Trainline is an online service that lets you book train tickets anywhere in the country- across different services in one go. It’s really convenient, I use it a lot. And for the convenience of the service, they charge you an online booking fee.
The fee is small- 75p. What then happens to the fee, however, is huge! The company, ‘trainline’ is the only part of the system we know of or interact with, but it is actually just a tiny part of a huge chain of companies. The money flows through all of these companies. They borrow and lend money to each other, generating even more fictitious value flow in the process. The money keeps passing it around, not ‘recording’ it as profit. At some stage, the money flows to companies registered offshore, where no tax can be paid on the incomes, and that is where the incomes are consolidated.
Why is this a problem? It means that the value that we feel is fair to pay for the convenience of the booking service (75p) is not the same as the overall value generated by this process, once all the transactions and processes have taken place.
So something we value as less than £1, is actually contributing much more to the economic flow (and none of that is flowing back down to the people in tax).
Why are financial systems bad for the economy?
Financial systems focus the economy towards the flow of abstract financial products. They reroute the economy away from useful productivity, innovation and entrepreneurship. Finance extracts wealth from the everyday goods and services that run the country; the productivity and talent that leads to new technology; developing solutions to problems like the changing climate; and, developments that will improve the lives of all humans.
Why are financial systems bad for society?
Governments end up supporting financial systems to keep them close. There is a fear, when so much of the wealth flow in the economy is in such uncontrollable systems, that if there was a change and they were to move their company registrations overseas, our economy would crash.
This leads to a dangerous narrative called the ‘competitiveness agenda’. This is the idea that we should not regulate the flow of money in financial services, and that we should keep business taxes extremely low so that these companies want to operate on UK soils, and we thereby have a bit more control over their actions.
The competitiveness agenda would mean we don’t tax corporations fairly for the amount of wealth they generate. It means we allow loopholes so they can do some of the offshore tricks to navigate around further taxes. This leads to money flowing out of the ground economy, and not flowing back as it would in local economies.
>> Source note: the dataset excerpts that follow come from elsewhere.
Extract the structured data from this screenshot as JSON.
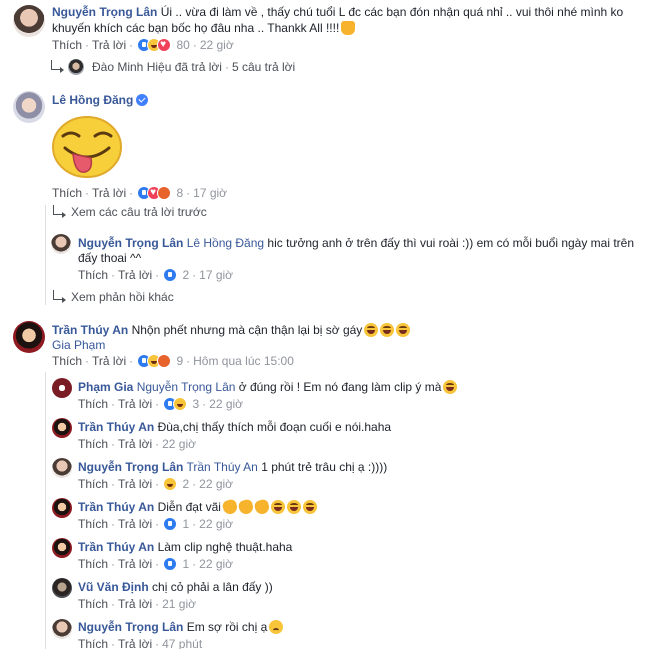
{
  "comments": [
    {
      "author": "Nguyễn Trọng Lân",
      "text_line1": "Úi .. vừa đi làm về , thấy chú tuổi L đc các bạn đón nhận quá nhỉ .. vui thôi nhé mình ko",
      "text_line2": "khuyến khích các bạn bốc họ đâu nha .. Thankk All !!!!",
      "like": "Thích",
      "reply": "Trả lời",
      "reaction_count": "80",
      "time": "22 giờ",
      "replies_summary": {
        "name": "Đào Minh Hiệu",
        "action": "đã trả lời",
        "count_text": "5 câu trả lời"
      }
    },
    {
      "author": "Lê Hồng Đăng",
      "like": "Thích",
      "reply": "Trả lời",
      "reaction_count": "8",
      "time": "17 giờ",
      "view_previous": "Xem các câu trả lời trước",
      "view_more": "Xem phản hồi khác",
      "reply1": {
        "author": "Nguyễn Trọng Lân",
        "mention": "Lê Hồng Đăng",
        "text_line1": "hic tưởng anh ở trên đấy thì vui roài :)) em có mỗi buổi ngày mai trên",
        "text_line2": "đấy thoai ^^",
        "like": "Thích",
        "reply": "Trả lời",
        "reaction_count": "2",
        "time": "17 giờ"
      }
    },
    {
      "author": "Trần Thúy An",
      "text": "Nhộn phết nhưng mà cận thận lại bị sờ gáy",
      "tag": "Gia Phạm",
      "like": "Thích",
      "reply": "Trả lời",
      "reaction_count": "9",
      "time": "Hôm qua lúc 15:00",
      "replies": [
        {
          "author": "Phạm Gia",
          "mention": "Nguyễn Trọng Lân",
          "text": "ở đúng rồi ! Em nó đang làm clip ý mà",
          "like": "Thích",
          "reply": "Trả lời",
          "reaction_count": "3",
          "time": "22 giờ"
        },
        {
          "author": "Trần Thúy An",
          "text": "Đùa,chị thấy thích mỗi đoạn cuối e nói.haha",
          "like": "Thích",
          "reply": "Trả lời",
          "time": "22 giờ"
        },
        {
          "author": "Nguyễn Trọng Lân",
          "mention": "Trần Thúy An",
          "text": "1 phút trẻ trâu chị ạ :))))",
          "like": "Thích",
          "reply": "Trả lời",
          "reaction_count": "2",
          "time": "22 giờ"
        },
        {
          "author": "Trần Thúy An",
          "text": "Diễn đạt vãi",
          "like": "Thích",
          "reply": "Trả lời",
          "reaction_count": "1",
          "time": "22 giờ"
        },
        {
          "author": "Trần Thúy An",
          "text": "Làm clip nghệ thuật.haha",
          "like": "Thích",
          "reply": "Trả lời",
          "reaction_count": "1",
          "time": "22 giờ"
        },
        {
          "author": "Vũ Văn Định",
          "text": "chị cỏ phải a lân đấy ))",
          "like": "Thích",
          "reply": "Trả lời",
          "time": "21 giờ"
        },
        {
          "author": "Nguyễn Trọng Lân",
          "text": "Em sợ rồi chị ạ",
          "like": "Thích",
          "reply": "Trả lời",
          "time": "47 phút"
        }
      ]
    }
  ],
  "colors": {
    "name": "#385898",
    "meta": "#90949c",
    "link": "#4b4f56"
  }
}
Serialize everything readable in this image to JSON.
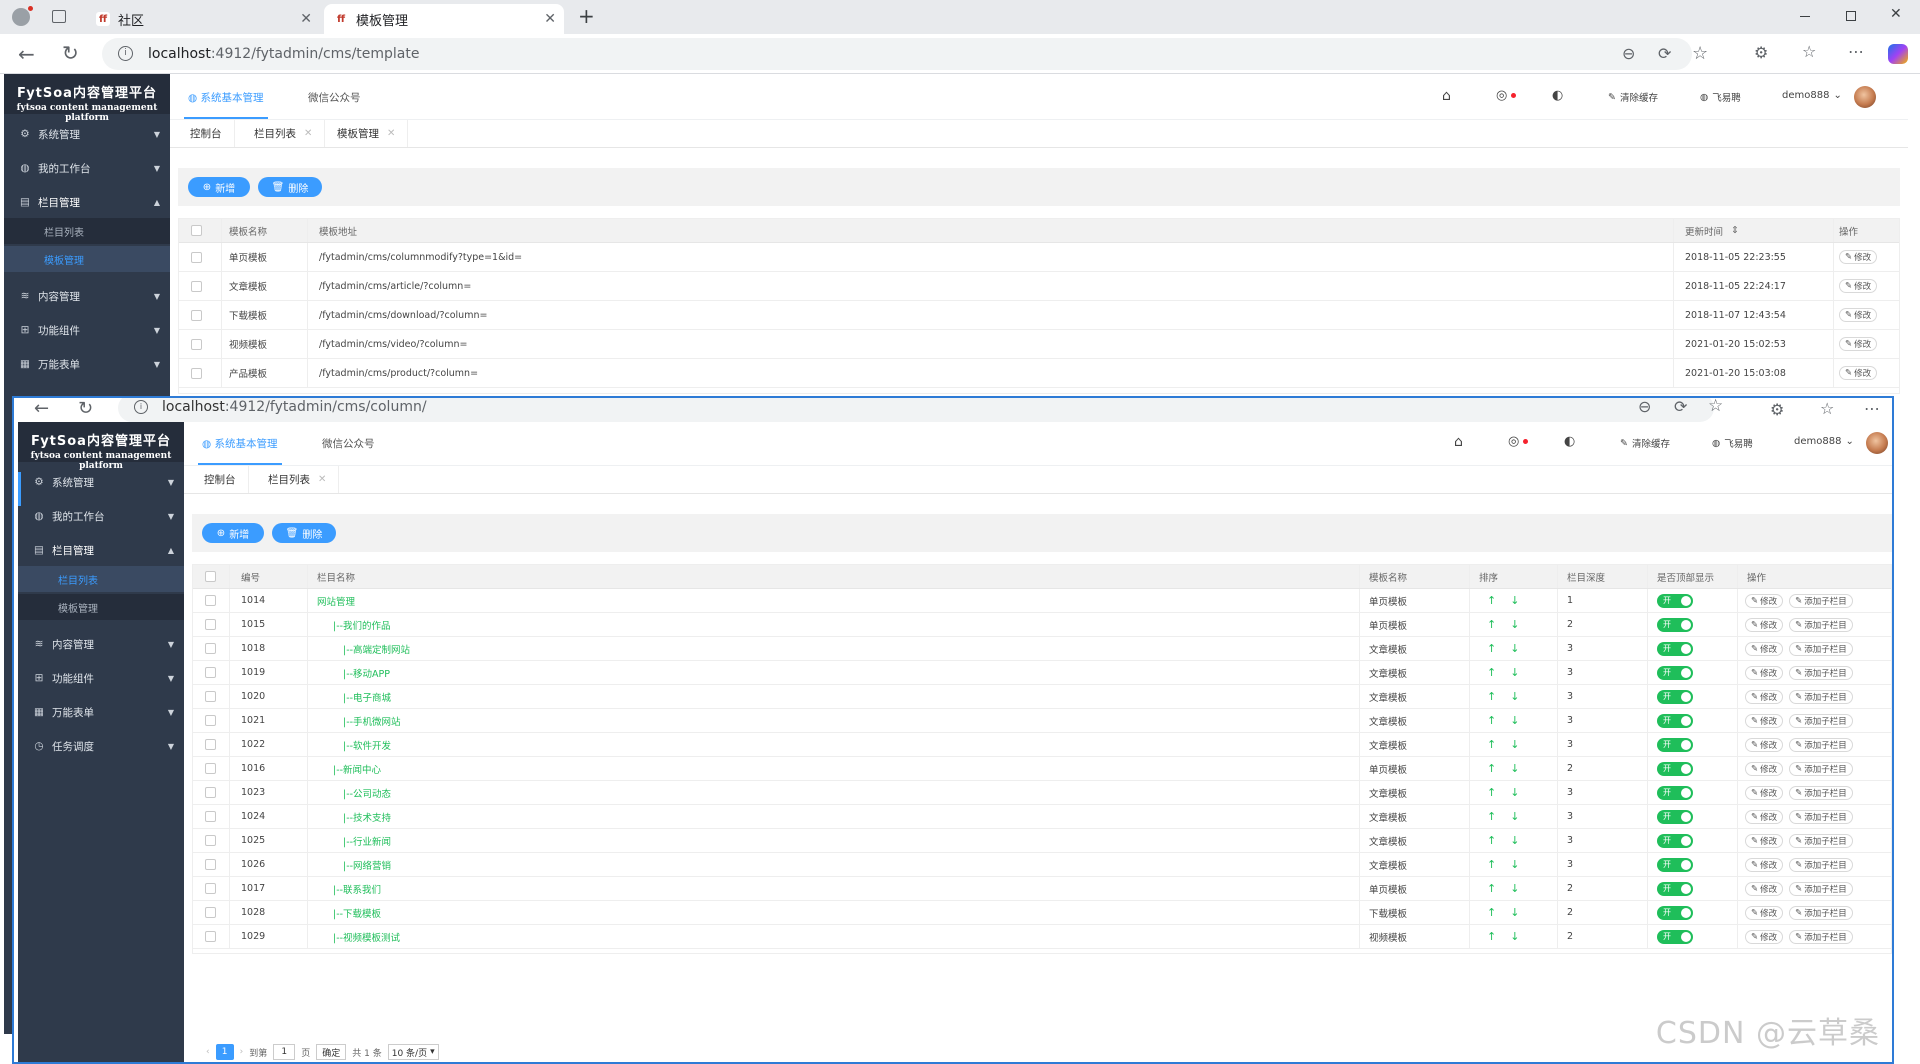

Supporting the financial industries and allowing so much money to circulate untaxed- means that when we calculate the value of the financial services industry, we count the money flow and the jobs it provides, but we don’t include the costs. These costs include lost tax income and the cost of economic skew away from an industry that provides real value to our societies. These costs dictate what is left in the budgets that governments have to spend on education, healthcare and social development.
Conclusions: the problems with our financial systems
What are the problems with our financial systems? They skew the economy away from essential activity, such as services and businesses that help the people in this country. Financial services skew money towards constructs where money changes hands between ever wealthier business owners generating them profit, and allowing them to move money around in such a way that they can avoid paying the tax they owe to society. There are many problems with financial services, and more posts coming soon to explore some of these issues and dynamics in more detail.